As características de um transtorno de personalidade costumam-se tornar reconhecíveis durante a adolescência ou no início da idade adulta. Alguns transtornos de personalidade tendem a ficar menos evidentes ou a desaparecer com o envelhecimento, mas outros tipos mantêm-se sempre. Isto também poderá depender de pessoa para pessoa.

Apesar de geralmente os transtornos de personalidade exigirem um surgimento até ao começo da vida adulta, as pessoas podem não procurar ajuda especializada até um período relativamente tardio na vida. Isto porque o transtorno pode ser exacerbado após a perda de pessoas significativas (p.ex divórcio) ou de situações sociais e de vida como por exemplo a perda do emprego.

Quais os tipos de transtorno de personalidade?

Existem diferentes transtorno de personalidade que variam na forma como as cognições, afetos, funcionamento interpessoal e controlo de impulsos se manifestam.

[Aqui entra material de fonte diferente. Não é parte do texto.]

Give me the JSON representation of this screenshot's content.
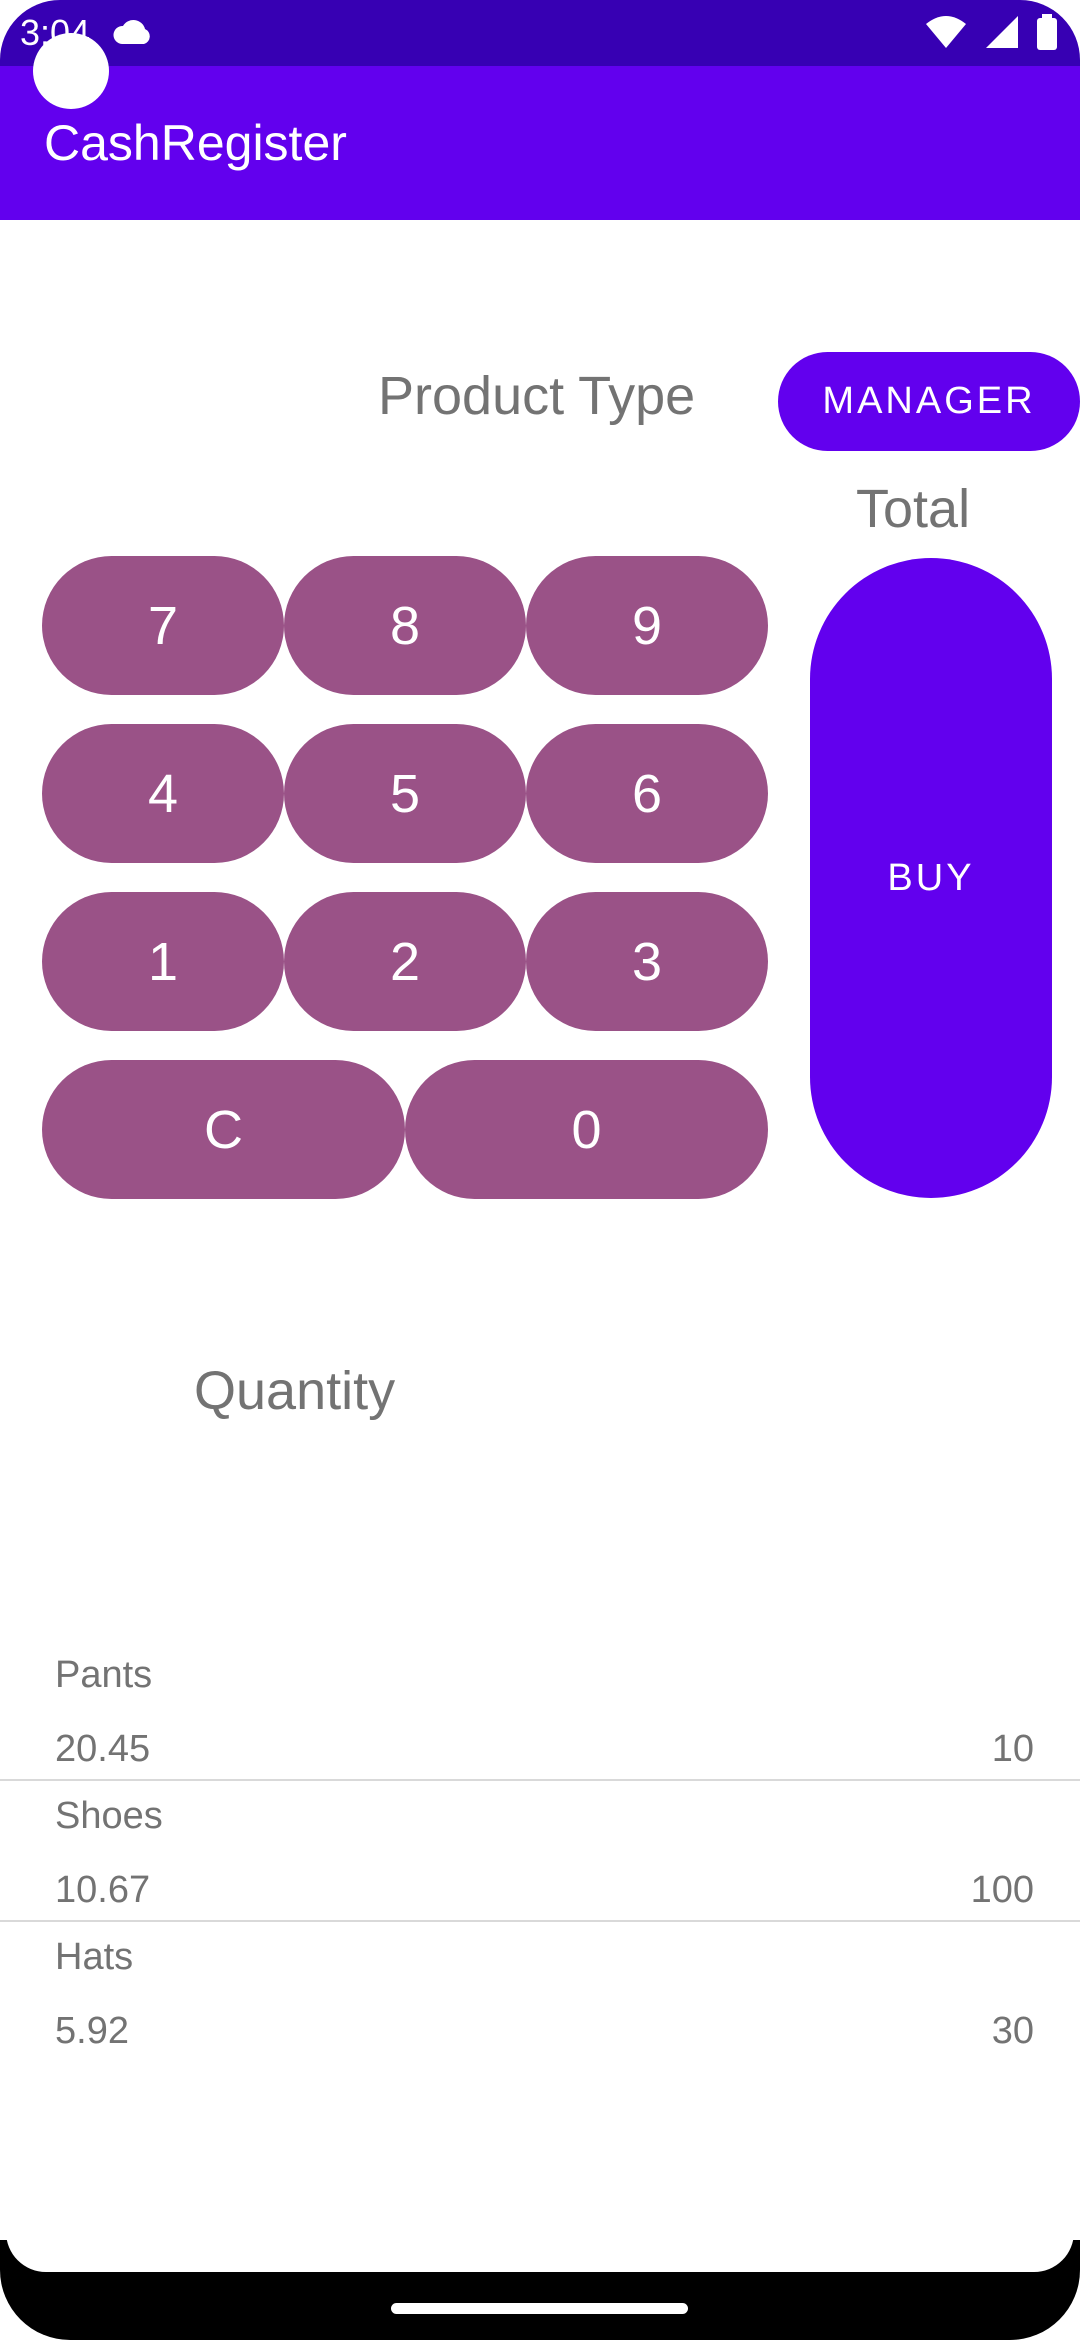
{
  "status_bar": {
    "time": "3:04"
  },
  "app_bar": {
    "title": "CashRegister"
  },
  "labels": {
    "product_type": "Product Type",
    "total": "Total",
    "quantity": "Quantity"
  },
  "buttons": {
    "manager": "MANAGER",
    "buy": "BUY"
  },
  "keypad": {
    "k7": "7",
    "k8": "8",
    "k9": "9",
    "k4": "4",
    "k5": "5",
    "k6": "6",
    "k1": "1",
    "k2": "2",
    "k3": "3",
    "clear": "C",
    "k0": "0"
  },
  "products": [
    {
      "name": "Pants",
      "price": "20.45",
      "quantity": "10"
    },
    {
      "name": "Shoes",
      "price": "10.67",
      "quantity": "100"
    },
    {
      "name": "Hats",
      "price": "5.92",
      "quantity": "30"
    }
  ],
  "colors": {
    "status_bar": "#3700b3",
    "primary": "#6200ee",
    "keypad": "#9a5287",
    "text_secondary": "#737373"
  }
}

Transtorno de personalidade paranoide

Este transtorno de personalidade caracteriza-se por um padrão de desconfiança e suspeita difusa dos outros, de modo que as suas motivações são interpretadas como sendo malévolas. Este tipo de padrão está presente em vários contextos e pode ser expresso por aspetos como:

  • Suspeita, sem ter fundamento suficiente, de estar a ser explorado, maltratado ou enganado pelos outros. Estas pessoas frequentemente suspeitam, sem terem provas suficientes, que os outros estão a tramar alguma coisa contra eles e que os podem atacar ou fazer mal de alguma forma, a qualquer momento e sem razão.
  • Preocupação com dúvidas injustificadas acerca da lealdade ou da confiabilidade de amigos e pessoas próximas. Face a comportamentos aparentemente inofensivos, fazem interpretações maldosas e hostis.
  • Dificuldade e relutância em confiar nos outros devido a um medo infundado de que as informações serão usadas contra si. Podem recursar-se a responder a perguntas pessoais dizendo que a pessoa “não tem nada a ver com isso”.  
  • Perceção de significados ocultos humilhantes ou ameaçadores em comentários que na verdade são benignos. Um indivíduo com este transtorno pode por exemplo interpretar mal um erro honesto de um funcionário de uma loja como uma tentativa deliberada de dar troco a menos ou entender um comentário bem-humorado de um colega como um ataque ao seu carácter. Os elogios costumam ser mal interpretados, por exemplo se a pessoa comprou um carro novo e alguém elogia, pode interpretar isto como um ataque ou crítica de egoísmo ou consumismo. Pode inclusivamente entender uma oferta de ajuda como uma crítica por não estar a ter um desempenho bom ou não conseguir fazer as coisas sozinho.
  • Guardar rancores de forma persistente (ex: não perdoar desprezo ou afrontas).
  • Perceção de ataques ao seu carácter ou reputação que não são percebidos pelos outros e reação de raiva ou contra-ataque. São rápidos no contra-ataque e reagem com raiva aos insultos percebidos. Há um envolvimento frequente em conflitos.
  • Suspeitas recorrentes e injustificadas acerca da fidelidade do seu parceiro ou cônjuge. As pessoas com este transtorno podem ser patologicamente ciumentas, suspeitando que o/a parceiro/a os está a trair, sem terem justificação adequada. Podem reunir “provas” triviais e circunstanciais que apoiem as suas suspeitas. Desejam manter o controlo total das suas relações íntimas para evitar serem traídos e podem questionar de forma repetida o paradeiro, as ações, intenções e fidelidade do/a parceiro/a.
  • Podem ser vistos como “fanáticos” e formar “cultos” ou grupos muito unidos com outros indivíduos que compartilham os seus sistemas paranoides de crenças.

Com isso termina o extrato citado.